Little else is known about the alleged plot to kill Obama, and the names of the other soldiers thought to be involved in the treasonous plans were not disclosed in the initial report. For instance, it is not known if Roark is one of the four accused of planning to kill the president, or if the plot involved others.
Former US Soldier Plotted to Kill Obama
Tzvi Ben Gedalyahu / Israel National News
(August 28, 2012) -- An anarchist's terrorist cell plotted to kill President Barack Obama, while serving in the U.S. Army, prosecutors said in his murder trial of another anarchist and his girlfriend.
Isaac Aguigui also planned to seize an ammunition control site and take over Fort Stewart, Georgia and bomb a location in the city of Savannah – all of this prior to assassinating the president.
Aguigui and three cell comrades, also former soldiers, are on trial for the murder of a fellow soldier and his girlfriend, whom the suspect feared had betrayed the anarchist group called Forever Enduring Always Ready, whose acronym is FEAR.
He found funds for his private militia thanks to half a million dollars in insurance benefits following the death of his pregnant wife last year. Aguigui bought $87,000 worth of assault rifles, guns and materials for bombs, all of which investigators found in the homes of cell members.
The murder suspect also managed to work as a page on the floor of the Republican party 2008 convention, where he was identified in a photograph published by Reuters.
US Soldiers 'Plotted to Kill Obama'
Nick Allen / The Age (Australia) & The Daily Telegraph (UK)
LOS ANGELES (August 29, 2012) -- A group of American soldiers formed an anarchist militia and spent $US87,000 ($83,922) on weapons in an elaborate plot to overthrow the government and ultimately assassinate the president, a court heard. The soldiers allegedly made themselves into a group called FEAR, standing for Forever Enduring Always Ready, and bought land in Washington State from which to launch attacks.
They were said to have planned to blow up a dam and poison apple crops in Washington state, bomb a park in Savannah, Georgia, attack vehicles belonging to Department of Homeland Security employees, and take over an ammunition control point at the sprawling Fort Stewart army base in Georgia.
Prosecutors said its long-term goal was revolution; bringing down the US government and killing President Barack Obama.
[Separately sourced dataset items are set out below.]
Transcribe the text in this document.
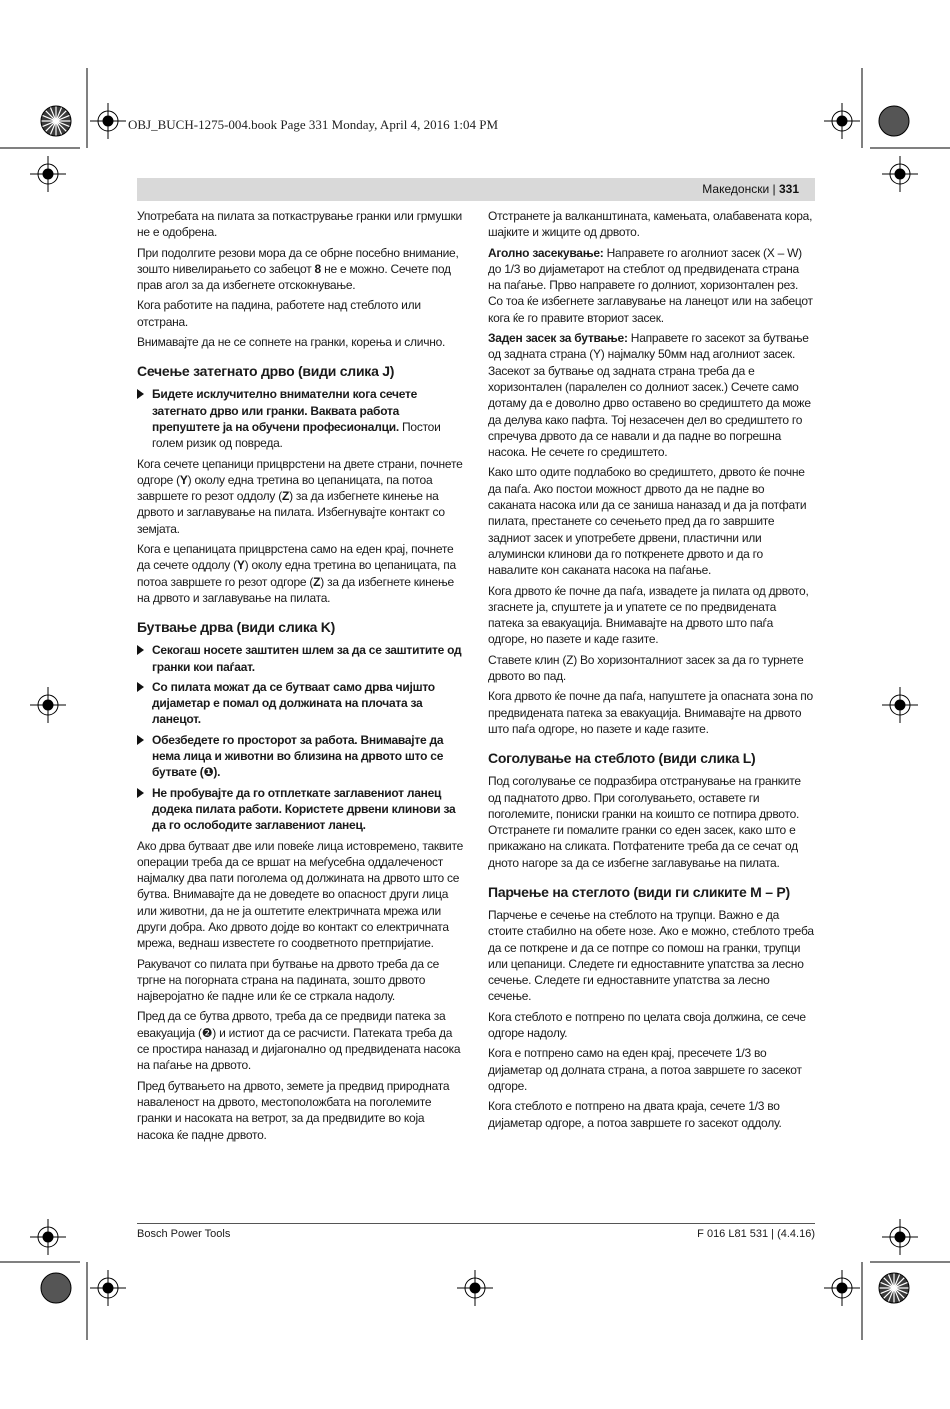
OBJ_BUCH-1275-004.book Page 331 Monday, April 4, 2016 1:04 PM
Македонски | 331

Употребата на пилата за поткастрување гранки или грмушки не е одобрена.

При подолгите резови мора да се обрне посебно внимание, зошто нивелирањето со забецот 8 не е можно. Сечете под прав агол за да избегнете отскокнување.

Кога работите на падина, работете над стеблото или отстрана.

Внимавајте да не се сопнете на гранки, корења и слично.

Сечење затегнато дрво (види слика J)
Бидете исклучително внимателни кога сечете затегнато дрво или гранки. Ваквата работа препуштете ја на обучени професионалци. Постои голем ризик од повреда.

Кога сечете цепаници прицврстени на двете страни, почнете одгоре (Y) околу една третина во цепаницата, па потоа завршете го резот оддолу (Z) за да избегнете кинење на дрвото и заглавување на пилата. Избегнувајте контакт со земјата.

Кога е цепаницата прицврстена само на еден крај, почнете да сечете оддолу (Y) околу една третина во цепаницата, па потоа завршете го резот одгоре (Z) за да избегнете кинење на дрвото и заглавување на пилата.

Бутвање дрва (види слика K)
Секогаш носете заштитен шлем за да се заштитите од гранки кои паѓаат.
Со пилата можат да се бутваат само дрва чијшто дијаметар е помал од должината на плочата за ланецот.
Обезбедете го просторот за работа. Внимавајте да нема лица и животни во близина на дрвото што се бутвате (❶).
Не пробувајте да го отплеткате заглавениот ланец додека пилата работи. Користете дрвени клинови за да го ослободите заглавениот ланец.

Ако дрва бутваат две или повеќе лица истовремено, таквите операции треба да се вршат на меѓусебна оддалеченост најмалку два пати поголема од должината на дрвото што се бутва. Внимавајте да не доведете во опасност други лица или животни, да не ја оштетите електричната мрежа или други добра. Ако дрвото дојде во контакт со електричната мрежа, веднаш известете го соодветното претпријатие.

Ракувачот со пилата при бутвање на дрвото треба да се тргне на погорната страна на падината, зошто дрвото најверојатно ќе падне или ќе се стркала надолу.

Пред да се бутва дрвото, треба да се предвиди патека за евакуација (❷) и истиот да се расчисти. Патеката треба да се простира наназад и дијагонално од предвидената насока на паѓање на дрвото.

Пред бутвањето на дрвото, земете ја предвид природната наваленост на дрвото, местоположбата на поголемите гранки и насоката на ветрот, за да предвидите во која насока ќе падне дрвото.

Отстранете ја валканштината, камењата, олабавената кора, шајките и жиците од дрвото.

Аголно засекување: Направете го аголниот засек (X – W) до 1/3 во дијаметарот на стеблот од предвидената страна на паѓање. Прво направете го долниот, хоризонтален рез. Со тоа ќе избегнете заглавување на ланецот или на забецот кога ќе го правите вториот засек.

Заден засек за бутвање: Направете го засекот за бутвање од задната страна (Y) најмалку 50мм над аголниот засек. Засекот за бутвање од задната страна треба да е хоризонтален (паралелен со долниот засек.) Сечете само дотаму да е доволно дрво оставено во средиштето да може да делува како пафта. Тој незасечен дел во средиштето го спречува дрвото да се навали и да падне во погрешна насока. Не сечете го средиштето.

Како што одите подлабоко во средиштето, дрвото ќе почне да паѓа. Ако постои можност дрвото да не падне во саканата насока или да се заниша наназад и да ја потфати пилата, престанете со сечењето пред да го завршите задниот засек и употребете дрвени, пластични или алумински клинови да го поткренете дрвото и да го навалите кон саканата насока на паѓање.

Кога дрвото ќе почне да паѓа, извадете ја пилата од дрвото, згаснете ја, спуштете ја и упатете се по предвидената патека за евакуација. Внимавајте на дрвото што паѓа одгоре, но пазете и каде газите.

Ставете клин (Z) Во хоризонталниот засек за да го турнете дрвото во пад.

Кога дрвото ќе почне да паѓа, напуштете ја опасната зона по предвидената патека за евакуација. Внимавајте на дрвото што паѓа одгоре, но пазете и каде газите.

Соголување на стеблото (види слика L)

Под соголување се подразбира отстранување на гранките од паднатото дрво. При соголувањето, оставете ги поголемите, пониски гранки на коишто се потпира дрвото. Отстранете ги помалите гранки со еден засек, како што е прикажано на сликата. Потфатените треба да се сечат од дното нагоре за да се избегне заглавување на пилата.

Парчење на стеглото (види ги сликите M – P)

Парчење е сечење на стеблото на трупци. Важно е да стоите стабилно на обете нозе. Ако е можно, стеблото треба да се поткрене и да се потпре со помош на гранки, трупци или цепаници. Следете ги едноставните упатства за лесно сечење. Следете ги едноставните упатства за лесно сечење.

Кога стеблото е потпрено по целата своја должина, се сече одгоре надолу.

Кога е потпрено само на еден крај, пресечете 1/3 во дијаметар од долната страна, а потоа завршете го засекот одгоре.

Кога стеблото е потпрено на двата краја, сечете 1/3 во дијаметар одгоре, а потоа завршете го засекот оддолу.

Bosch Power Tools	F 016 L81 531 | (4.4.16)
It is not known over what period of time this alleged plot would have taken place. Details of the militia emerged during civilian court proceedings in Georgia in which three soldiers have been charged with murder.
Pte Isaac Aguigui, who was identified as the founder and leader of FEAR, Sgt Anthony Peden, and Pte Christopher Salmon, are charged over the deaths of a former soldier, Michael Roark, 19, and his girlfriend Tiffany York, 17. The victims were allegedly killed in woodland in Georgia last December, to keep the militia's existence secret.
A fourth defendant in the case, Pte Michael Burnett, 26, admitted two counts of manslaughter on Monday. He is co-operating with prosecutors in a deal which will see him avoid a possible death sentence. Burnett told the court Pte Aguigui introduced him to "the manuscript", which was "a book about true patriots", and that the militia aimed "to give the government back to the people".
Prosecutors said militia members wore anarchist tattoos and it was unknown how many members there were. The court heard that Pte Aguigui funded the group using $US500,000 in insurance money and benefit payments he received after the death of his pregnant wife a year ago. He was said to have recruited members through the US army.
Prosecutor Isabel Pauley said the militia "possessed the knowledge, means and motive to carry out their plans".